The first mass transit in Columbus was a horsecar line, which operated along a two-mile stretch on High Street beginning in 1863. The line ran from Union Station at Naughten Street (now Nationwide Boulevard) south to Livingston Avenue.

The CBUS had other predecessor services, including COTA LINK, which lasted from 1993 to 2004. That service utilized buses designed to resemble old-fashioned trolleys between the Short North and the southern end of downtown, and had fares of 25 cents. Another predecessor was the Beeline, a shuttle bus that operated on High Street between Fulton and Chestnut Streets. That service began in 1979 and also had a 25-cent fare.

A proposal in COTA's 1999 long-range transit plan would add a 1.2-mile street-level rail line from the Brewery District to the Short North along High Street or Front Street. The plan relied upon COTA securing funding in a November 1999 ballot initiative, which failed with only 45 percent of voter support.

An initiative from about 2006 to 2009 proposed to bring streetcars back to Columbus.
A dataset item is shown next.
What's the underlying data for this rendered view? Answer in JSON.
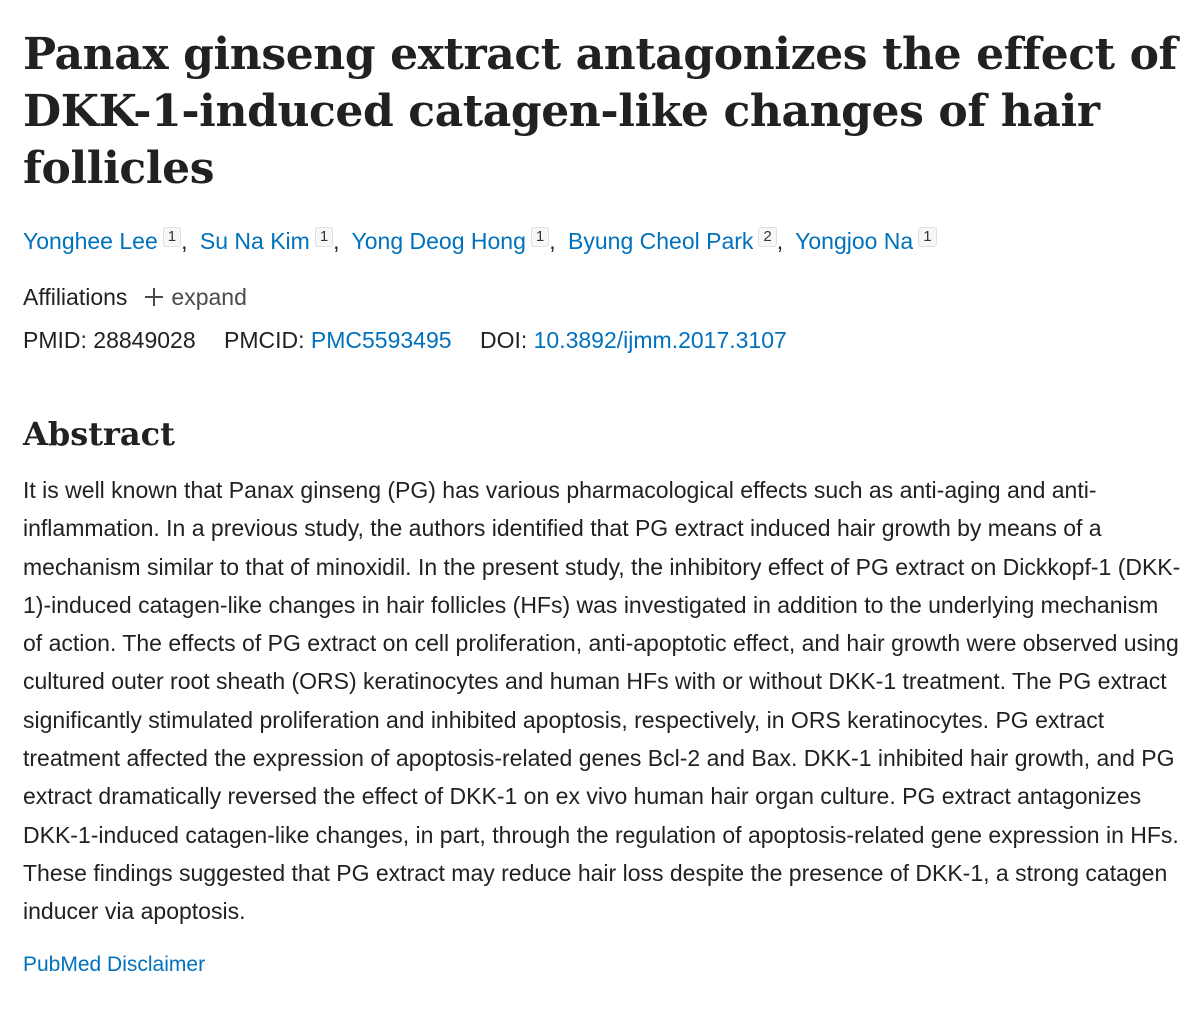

The Columbus Streetcar was proposed for three different routes; the most popular would have been a 2.1-mile route from German Village to the Short North via High Street (the same route the CBUS utilizes today). The Great Recession affected the city's budget, and paired with a failure to acquire state or federal funding, forced the plan to be cut.

The CBUS was initially designed with commuters, downtown workers, and visitors in mind.

COTA ordered the service's six buses in August 2013. At the CBUS service's opening in May 2014, the service was subsidized to be free for passengers through the end of the year, though it was uncertain if the subsidies would remain afterward. The fare cost would have been implemented at 50 cents if not subsidized. The service was estimated to cost $1.3 million per year, with 10 percent of that cost subsidized.

COTA officials mentioned in early 2014 that if the program became successful, other circulator routes could be added. In 2019, the service was reportedly successful, with ridership of about 700,000 per year in 2018.

At the beginning of the COVID-19 pandemic in Columbus, Ohio, COTA suspended nonessential and less-frequented routes, including the CBUS. It was reported that the service may be restored by September 2021, if vaccination rates rise and virus rates remain low. In August 2021, COTA announced that the service will not return.